As anomalias físicas, por si só, na prática deixaram de contar. E não basta um diagnóstico de anomalia psíquica, como síndrome de Down, autismo, paralisia cerebral, Alzheimer ou esquizofrenia. É preciso uma avaliação feita por um perito certificado para determinar se aquela doença acarreta uma incapacidade e, se sim, que tipo de incapacidade.

A inabilitação assume que a pessoa perdeu parte das suas capacidades. “A interdição parte da ideia de que a pessoa não consegue fazer nada, o que contraria a nova tendência para valorizar ao máximo as capacidades de cada um”, sublinha Fernando Vieira, psiquiatra no Serviço de Psiquiatria Forense, no Centro Hospitalar Psiquiátrico de Lisboa. “Se a pessoa tiver alguma capacidade, nem que seja só um bocadinho, não deve ser substituída nessa capacidade, deve ser apoiada nessa capacidade.”

Rosa Encarnação dá o exemplo da demência: “A pessoa tem capacidades pelo menos durante algum tempo”. A doença pode estar numa fase inicial, média ou avançada. “Há coisas que não consegue fazer e há coisas que consegue fazer e tem de ser apoiada naquilo que consegue”, corrobora Fernando Vieira.

“Hoje, estive a ver uma senhora espectacular de 83 anos”, conta Victor Mota, responsável pela Unidade de Internamento de Longa Duração/Doentes Difíceis do Hospital Magalhães Lemos, amiúde chamado para fazer perícias desta natureza. “Ela está na fase inicial da demência. Apesar de não ter capacidade para administrar os seus bens, não está tão condicionada que não deva ser levada em consideração a sua opinião sobre a nomeação do tutor.”

Escolher o tutor

O regime actual não diz que a pessoa pode escolher o seu tutor. O perito, porém, viu naquela mulher “uma janela que não deve ser descartada pelo juiz”. E quando isto acontece faz questão de pôr no relatório. Parece-lhe do mais elementar bom senso ter isso em consideração.

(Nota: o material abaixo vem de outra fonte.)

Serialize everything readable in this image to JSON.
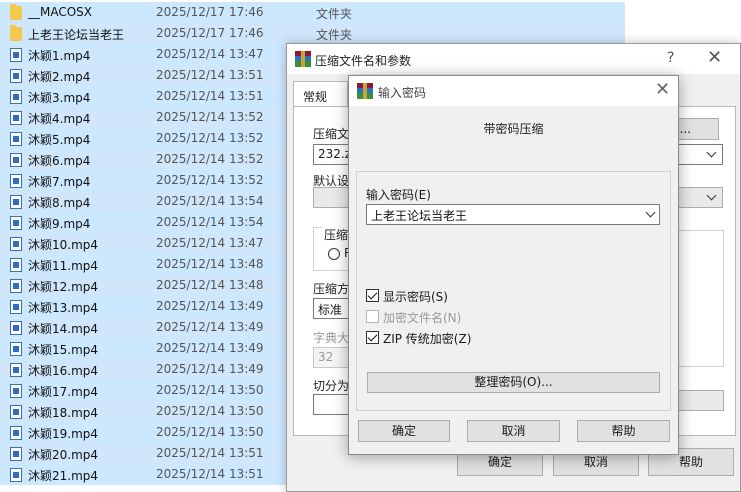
{
  "files": [
    {
      "name": "__MACOSX",
      "date": "2025/12/17 17:46",
      "type": "文件夹",
      "icon": "folder-icon"
    },
    {
      "name": "上老王论坛当老王",
      "date": "2025/12/17 17:46",
      "type": "文件夹",
      "icon": "folder-icon"
    },
    {
      "name": "沐颖1.mp4",
      "date": "2025/12/14 13:47",
      "icon": "video-file-icon"
    },
    {
      "name": "沐颖2.mp4",
      "date": "2025/12/14 13:51",
      "icon": "video-file-icon"
    },
    {
      "name": "沐颖3.mp4",
      "date": "2025/12/14 13:51",
      "icon": "video-file-icon"
    },
    {
      "name": "沐颖4.mp4",
      "date": "2025/12/14 13:52",
      "icon": "video-file-icon"
    },
    {
      "name": "沐颖5.mp4",
      "date": "2025/12/14 13:52",
      "icon": "video-file-icon"
    },
    {
      "name": "沐颖6.mp4",
      "date": "2025/12/14 13:52",
      "icon": "video-file-icon"
    },
    {
      "name": "沐颖7.mp4",
      "date": "2025/12/14 13:52",
      "icon": "video-file-icon"
    },
    {
      "name": "沐颖8.mp4",
      "date": "2025/12/14 13:54",
      "icon": "video-file-icon"
    },
    {
      "name": "沐颖9.mp4",
      "date": "2025/12/14 13:54",
      "icon": "video-file-icon"
    },
    {
      "name": "沐颖10.mp4",
      "date": "2025/12/14 13:47",
      "icon": "video-file-icon"
    },
    {
      "name": "沐颖11.mp4",
      "date": "2025/12/14 13:48",
      "icon": "video-file-icon"
    },
    {
      "name": "沐颖12.mp4",
      "date": "2025/12/14 13:48",
      "icon": "video-file-icon"
    },
    {
      "name": "沐颖13.mp4",
      "date": "2025/12/14 13:49",
      "icon": "video-file-icon"
    },
    {
      "name": "沐颖14.mp4",
      "date": "2025/12/14 13:49",
      "icon": "video-file-icon"
    },
    {
      "name": "沐颖15.mp4",
      "date": "2025/12/14 13:49",
      "icon": "video-file-icon"
    },
    {
      "name": "沐颖16.mp4",
      "date": "2025/12/14 13:49",
      "icon": "video-file-icon"
    },
    {
      "name": "沐颖17.mp4",
      "date": "2025/12/14 13:50",
      "icon": "video-file-icon"
    },
    {
      "name": "沐颖18.mp4",
      "date": "2025/12/14 13:50",
      "icon": "video-file-icon"
    },
    {
      "name": "沐颖19.mp4",
      "date": "2025/12/14 13:50",
      "icon": "video-file-icon"
    },
    {
      "name": "沐颖20.mp4",
      "date": "2025/12/14 13:51",
      "icon": "video-file-icon"
    },
    {
      "name": "沐颖21.mp4",
      "date": "2025/12/14 13:51",
      "icon": "video-file-icon"
    }
  ],
  "outer_dialog": {
    "title": "压缩文件名和参数",
    "help_glyph": "?",
    "close_glyph": "✕",
    "tab_general": "常规",
    "archive_name_label": "压缩文",
    "archive_name_value": "232.zip",
    "browse_button": "(B)...",
    "default_label": "默认设",
    "format_group_label": "压缩",
    "radio_label": "R",
    "method_label": "压缩方",
    "method_value": "标准",
    "dict_label": "字典大",
    "dict_value": "32",
    "split_label": "切分为",
    "ok_button": "确定",
    "cancel_button": "取消",
    "help_button": "帮助"
  },
  "password_dialog": {
    "title": "输入密码",
    "close_glyph": "✕",
    "heading": "带密码压缩",
    "password_label": "输入密码(E)",
    "password_value": "上老王论坛当老王",
    "show_password_label": "显示密码(S)",
    "show_password_checked": true,
    "encrypt_names_label": "加密文件名(N)",
    "encrypt_names_checked": false,
    "zip_legacy_label": "ZIP 传统加密(Z)",
    "zip_legacy_checked": true,
    "manage_button": "整理密码(O)...",
    "ok_button": "确定",
    "cancel_button": "取消",
    "help_button": "帮助"
  },
  "colors": {
    "selection": "#cce8ff",
    "dialog_bg": "#f0f0f0",
    "button_bg": "#e1e1e1"
  }
}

Nas directrizes internacionais, a expressão “pessoas incapazes” vai sendo substituída por “maiores acompanhados”. É o que consta na proposta que a ministra Francisca Van Dunem recebeu em Abril das mãos dos directores das faculdades de Direito das Universidades de Lisboa e de Coimbra, os professores Pedro Romano Martinez e Rui Manuel de Figueiredo Marcos, e dos decanos dos civilistas António Menezes Cordeiro e António Pinto Monteiro.

“A ideia é acabar com a interdição, trocar um modelo de substituição por um modelo de acompanhamento”, resume Fernando Vieira. “Há necessidade de encontrar um modelo mais flexível, de tal forma que a pessoa não seja substituída na sua vontade, mas apoiada na sua vontade.”